Provide Clear Guidance
To accomplish any task at work, I want to make sure my team understands exactly what is expected out of them. Crystal-clear guidance is the first priority. I’ve known other bosses who are usually vague with their requests and end up frustrated when their subordinates deliver the wrong product. I avoid this by explaining in detail the requirements to make sure everyone understands my vision. If there are questions, I’m always available to make sure they’re on the right track. In addition, I set realistic deadlines with intermittent goals so nothing gets lost in the process.
There’s always more than one way to accomplish any task. Sure, there’s my way, but I’m not looking to cultivate carbon copies of myself. I actively encourage my subordinates to pursue their own unique means of achieving success. I’m often pleasantly surprised at their ingenuity and sometimes even adopt the process if it proves more efficient. Using a worker’s idea to enhance productivity is a great complement and morale booster–just make sure they get the credit! As a good boss, I never want to stifle the creativity of my team members.
Know Your People
To be a good boss, I’ve got to know my workers. Although I always want to maintain a professional relationship on the job, people respond better when I treat them like human beings. I regularly engage my team with normal discussion to ask about hobbies, interests, or other similar topics.

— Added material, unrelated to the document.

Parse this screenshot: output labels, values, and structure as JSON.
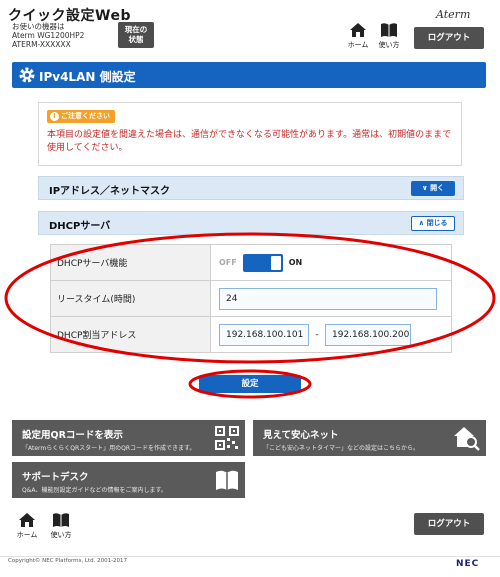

One member of my team loves competing in half marathons, so I frequently inquire about his training plan or the next race. Reaching out on a personal level strengthens bonds between boss and subordinate and creates a more positive work environment for everyone.
Be a Better Boss
I believe that providing the proper guidance, promoting creativity, and understanding your work force are key foundations to being a good boss. I have practiced these methods for some time and my team has responded positively to my leadership and guidance. If you’ve just received a promotion that places you in charge of others, or have been a boss for several years already and want to tweak your style, I’d recommend trying out these ideas. Good luck!